Table 3 Genes with (anti-)correlations between telomere length and gene expression listed in TelNet

Discussion

The TelNet database offers a fast identification of genes from different “omics” approaches, e.g., WGS and RNA-seq data with respect to their potential activities for telomere maintenance. It is designed as an open-ended database for the collection of TM relevant genes in different organisms. An extension of TelNet in its next release will include compilations from TM genes from two additional organisms, namely S. pombe and M. musculus. Accordingly, new information on telomere maintenance will be added continuously. We encourage other researchers working on telomeres to communicate suggestions for missing genes or additional information on already existing entries via the link integrated in the database to telnet@dkfz.de.

A gene set derived from a preceding bioinformatics analysis pipeline can be directly used for a TelNet list search to get more detailed insight on the corresponding TM associated genes. Possible TM links can be explored in an iterative manner. This approach is particularly useful for the large data sets generated in current genome and transcriptome sequencing studies as illustrated here for the TCGA pan-cancer data analysis from ref. [40]. In a similar manner, a current study of the ICGC (international cancer genome consortium) made use of TelNet to characterize genomic features of the active TM in cancer [62]. It is noted that some well-established associations like mutations in ATRX and DAXX (death-domain associated protein) for ALT as well as TERT promoter mutations for telomerase-positive cells are absent in many tumor samples.

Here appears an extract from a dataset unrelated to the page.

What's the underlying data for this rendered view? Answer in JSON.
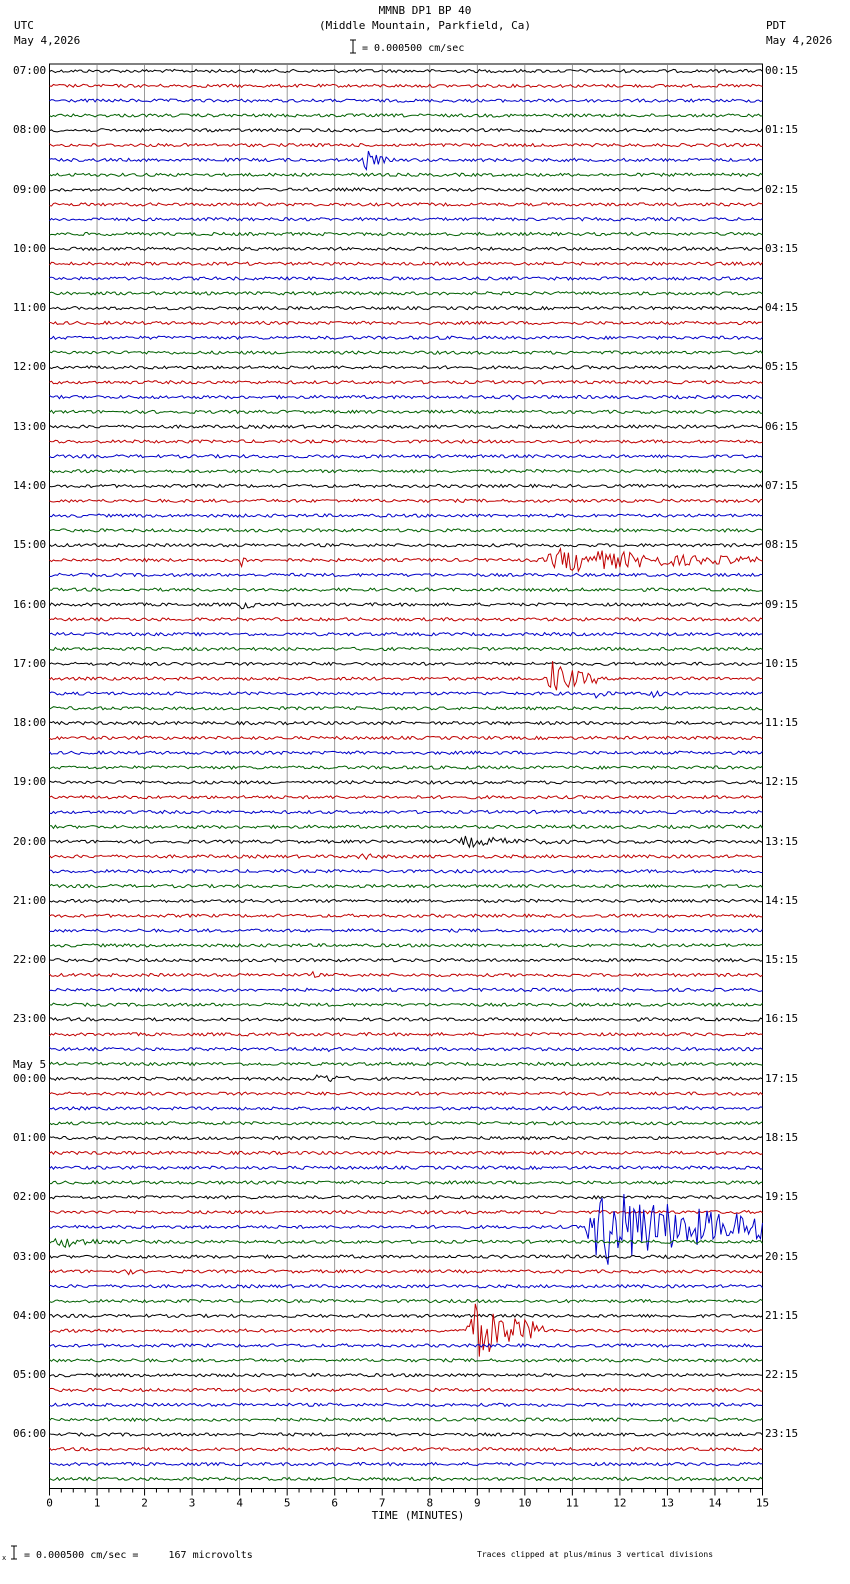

Thus, one would expect that for these cases the mutation status of a given cancer sample and its active TM are linked via other genes, possibly as a combination of multiple factors. Consistent with this expectation, an integrative genome and transcriptome analysis of leiomyosarcoma applied TelNet for the TMM annotation and identified recurrent mutations in RBL2 (RB transcriptional corepressor like 2) and SP100 (SP100 nuclear antigen) as linked to ALT [63].

Conclusion

The gene annotations provided by TelNet largely facilitate a distinction between different TM mechanisms for a gene set of interest by providing corresponding functional terms and a significance ranking. With these features, TelNet supports the identification of TM networks in various ways. As illustrated here by an exemplary application, TelNet can be integrated into the annotation of genes identified from bioinformatics analysis pipelines to determine possible connections with TM networks. Accordingly, we anticipate that TelNet will prove to be a helpful analysis tool for revealing this type of correlations and will support the identification of active TM networks in different tumor entities.